Lohnt es sich, Alpträume zu analysieren?

Ich würde nicht empfehlen, mit Albträumen zu beginnen. Es besteht die Gefahr, sich alten seelischen Traumata, Ängsten und unangenehmen Zuständen zu stellen und dann ist Unterstützung von außen erforderlich. Bei allem, was mit Albträumen, wiederkehrenden Träumen und Träumen zu tun hat, die eine starke emotionale Reaktion hervorrufen, empfehle ich, sich an Spezialisten zu wenden und nicht alleine zu trainieren.

Was riskieren wir, wenn wir Träume selbst analysieren, und wie können wir das Risiko vermeiden?

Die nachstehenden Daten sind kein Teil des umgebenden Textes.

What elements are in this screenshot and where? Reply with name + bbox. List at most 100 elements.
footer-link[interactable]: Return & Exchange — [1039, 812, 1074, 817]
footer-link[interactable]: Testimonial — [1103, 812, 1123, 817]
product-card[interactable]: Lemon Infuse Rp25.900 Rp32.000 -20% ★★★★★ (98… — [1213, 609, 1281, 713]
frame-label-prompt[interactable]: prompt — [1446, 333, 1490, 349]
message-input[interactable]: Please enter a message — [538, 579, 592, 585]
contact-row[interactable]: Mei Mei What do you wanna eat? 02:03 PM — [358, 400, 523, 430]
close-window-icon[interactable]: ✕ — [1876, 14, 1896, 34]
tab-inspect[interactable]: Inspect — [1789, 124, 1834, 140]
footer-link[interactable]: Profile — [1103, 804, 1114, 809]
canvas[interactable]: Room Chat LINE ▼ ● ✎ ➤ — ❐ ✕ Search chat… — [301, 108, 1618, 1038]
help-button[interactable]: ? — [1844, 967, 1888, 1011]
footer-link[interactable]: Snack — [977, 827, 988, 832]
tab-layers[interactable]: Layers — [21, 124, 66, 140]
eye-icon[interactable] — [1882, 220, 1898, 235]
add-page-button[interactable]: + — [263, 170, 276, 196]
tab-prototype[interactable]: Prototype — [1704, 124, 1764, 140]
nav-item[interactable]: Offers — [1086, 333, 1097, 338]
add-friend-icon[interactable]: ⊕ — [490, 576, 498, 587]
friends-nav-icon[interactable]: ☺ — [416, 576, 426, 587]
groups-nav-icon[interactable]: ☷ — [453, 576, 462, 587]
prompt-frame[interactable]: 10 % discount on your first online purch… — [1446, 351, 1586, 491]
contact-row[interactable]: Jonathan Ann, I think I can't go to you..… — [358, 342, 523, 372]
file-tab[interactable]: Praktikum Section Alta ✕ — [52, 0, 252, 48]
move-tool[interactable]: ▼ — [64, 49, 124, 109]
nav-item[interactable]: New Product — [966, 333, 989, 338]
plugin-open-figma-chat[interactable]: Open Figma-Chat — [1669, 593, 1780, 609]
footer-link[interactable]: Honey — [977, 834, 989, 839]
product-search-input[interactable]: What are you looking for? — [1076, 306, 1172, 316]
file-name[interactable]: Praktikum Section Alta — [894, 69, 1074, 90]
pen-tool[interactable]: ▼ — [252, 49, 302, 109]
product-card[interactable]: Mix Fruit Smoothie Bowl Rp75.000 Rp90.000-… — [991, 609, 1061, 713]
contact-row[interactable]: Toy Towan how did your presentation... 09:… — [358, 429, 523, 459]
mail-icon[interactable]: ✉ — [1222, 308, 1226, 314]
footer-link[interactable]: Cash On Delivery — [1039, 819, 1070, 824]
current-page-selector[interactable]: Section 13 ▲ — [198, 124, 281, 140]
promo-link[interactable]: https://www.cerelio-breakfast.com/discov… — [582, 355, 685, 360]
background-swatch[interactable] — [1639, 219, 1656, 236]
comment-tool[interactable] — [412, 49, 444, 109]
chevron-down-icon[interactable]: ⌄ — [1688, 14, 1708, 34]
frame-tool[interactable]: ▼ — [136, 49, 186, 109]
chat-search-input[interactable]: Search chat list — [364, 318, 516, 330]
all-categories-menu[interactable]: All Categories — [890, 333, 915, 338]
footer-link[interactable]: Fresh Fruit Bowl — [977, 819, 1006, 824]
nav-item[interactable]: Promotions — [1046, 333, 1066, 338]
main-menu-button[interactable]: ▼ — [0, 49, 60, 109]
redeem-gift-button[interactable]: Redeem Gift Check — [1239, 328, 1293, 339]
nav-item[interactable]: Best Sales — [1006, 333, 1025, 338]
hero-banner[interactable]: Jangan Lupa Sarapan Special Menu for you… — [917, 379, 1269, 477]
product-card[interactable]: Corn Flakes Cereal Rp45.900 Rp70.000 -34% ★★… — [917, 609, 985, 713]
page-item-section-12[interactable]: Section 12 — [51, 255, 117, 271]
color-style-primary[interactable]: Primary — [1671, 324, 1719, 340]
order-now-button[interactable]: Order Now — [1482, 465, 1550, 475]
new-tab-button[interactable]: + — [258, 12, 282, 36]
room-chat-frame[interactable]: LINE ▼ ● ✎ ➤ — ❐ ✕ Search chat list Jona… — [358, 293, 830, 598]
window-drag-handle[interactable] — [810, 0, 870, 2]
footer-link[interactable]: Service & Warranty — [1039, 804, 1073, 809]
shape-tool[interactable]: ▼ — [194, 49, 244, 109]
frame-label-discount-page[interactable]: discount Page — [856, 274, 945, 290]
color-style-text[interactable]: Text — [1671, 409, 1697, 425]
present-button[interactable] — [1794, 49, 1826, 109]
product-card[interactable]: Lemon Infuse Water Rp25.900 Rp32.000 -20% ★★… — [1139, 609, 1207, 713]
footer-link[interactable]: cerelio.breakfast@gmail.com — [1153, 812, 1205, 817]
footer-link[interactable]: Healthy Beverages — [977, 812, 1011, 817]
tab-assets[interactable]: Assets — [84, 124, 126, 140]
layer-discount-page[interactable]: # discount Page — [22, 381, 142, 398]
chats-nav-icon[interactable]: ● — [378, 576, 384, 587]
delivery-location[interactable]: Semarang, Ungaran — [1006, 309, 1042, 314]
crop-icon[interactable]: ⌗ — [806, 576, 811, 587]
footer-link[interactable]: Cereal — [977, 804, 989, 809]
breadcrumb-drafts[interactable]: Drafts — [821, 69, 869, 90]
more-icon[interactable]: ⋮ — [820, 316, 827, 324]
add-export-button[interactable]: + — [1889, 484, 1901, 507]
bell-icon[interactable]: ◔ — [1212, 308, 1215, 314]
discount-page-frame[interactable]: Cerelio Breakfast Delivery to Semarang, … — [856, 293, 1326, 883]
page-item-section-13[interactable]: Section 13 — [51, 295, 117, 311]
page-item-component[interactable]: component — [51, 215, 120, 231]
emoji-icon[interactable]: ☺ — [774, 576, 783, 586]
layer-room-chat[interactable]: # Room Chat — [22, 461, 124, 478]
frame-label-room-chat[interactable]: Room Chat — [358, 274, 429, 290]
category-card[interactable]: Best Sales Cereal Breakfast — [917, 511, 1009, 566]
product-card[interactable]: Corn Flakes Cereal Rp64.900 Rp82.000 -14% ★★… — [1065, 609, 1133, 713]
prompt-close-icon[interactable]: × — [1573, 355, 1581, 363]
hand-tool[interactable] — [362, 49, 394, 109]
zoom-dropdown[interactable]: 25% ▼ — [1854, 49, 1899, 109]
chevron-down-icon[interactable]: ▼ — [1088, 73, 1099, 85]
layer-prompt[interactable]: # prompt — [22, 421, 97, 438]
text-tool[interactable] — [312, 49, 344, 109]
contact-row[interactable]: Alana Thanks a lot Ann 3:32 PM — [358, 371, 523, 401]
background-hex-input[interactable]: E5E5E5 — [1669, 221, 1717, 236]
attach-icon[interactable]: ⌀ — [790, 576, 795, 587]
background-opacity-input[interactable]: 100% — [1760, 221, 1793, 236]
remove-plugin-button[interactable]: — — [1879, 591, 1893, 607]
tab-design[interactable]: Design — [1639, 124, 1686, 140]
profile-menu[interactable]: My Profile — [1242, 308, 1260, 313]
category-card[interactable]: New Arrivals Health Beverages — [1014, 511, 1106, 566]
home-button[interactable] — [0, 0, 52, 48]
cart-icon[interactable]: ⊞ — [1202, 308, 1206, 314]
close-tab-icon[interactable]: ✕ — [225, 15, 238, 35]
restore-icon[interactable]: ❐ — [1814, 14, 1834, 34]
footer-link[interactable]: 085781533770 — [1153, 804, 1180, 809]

Das Hauptrisiko besteht darin, die Wahrheit über sich selbst herauszufinden. Sie kann und soll nicht vermieden werden, denn die Wahrheit über sich selbst ist nützlich, sie ist das Ziel unserer Arbeit. Es hilft, mit sich selbst, der inneren und äußeren Welt in Kontakt zu sein, um klar zu sehen, was im Leben wichtig und was zweitrangig ist.

Aber sie zu treffen kann unangenehm sein, besonders wenn wir lange Zeit getrennt von uns gelebt haben. Weil die Wahrheit alte Vorstellungen über uns selbst zerstört und weil wir daran gewöhnt sind, kann das weh tun. In diesen Fällen empfehle ich, sich an Spezialisten zu wenden: Sie bieten zusätzliche Möglichkeiten zur Bearbeitung und emotionale Unterstützung.

Im Allgemeinen gilt: Je früher wir beginnen, uns mit der Selbsterkenntnis zu beschäftigen, desto besser für uns. Psychologen wissen, dass Zeitverschwendung eines der häufigsten Bedauern ist. Wir verlieren es, weil wir nicht auf die Signale geachtet haben, die uns die innere Welt gesendet hat.

Wann ist es besser, mit der Traumanalyse zu beginnen: sofort nach dem Aufwachen, nach einigen Stunden, Tagen?

Wann auch immer. Träume haben kein Verfallsdatum. Wenn Sie sich für einen Traum interessieren, bedeutet dies, dass er eine Verbindung zu tatsächlichen Erfahrungen hat.

Das Buch, in dem Sie die Methodik vorstellen, hat einen lustigen Titel…

«Wie ich mein Traumbuch zerrissen habe.» Denn um Träume zu verstehen, braucht man keine vorgefertigten Bedeutungen wie in einem Traumwörterbuch, sondern einen Algorithmus zur Suche nach individuellen Bedeutungen. Das Buch hat drei Kapitel.

Die erste betrifft die Trennung zwischen mystischer und psychologischer Interpretation: Dies ist eine notwendige theoretische Vorbereitung. Das zweite sind Beispiele dafür, wie man von einer unverständlichen Handlung zu einer bestimmten Bedeutung kommt. Das dritte Kapitel enthält Antworten auf Fragen sowohl zur Technik als auch zu Träumen.

Und es gibt auch ein Notizbuch zur Selbstinterpretation. Sie können damit wie mit einem Handbuch arbeiten: Sie müssen nicht zum Buch zurückkehren, wenn Sie etwas vergessen haben, sondern folgen einfach den Schritt-für-Schritt-Anweisungen.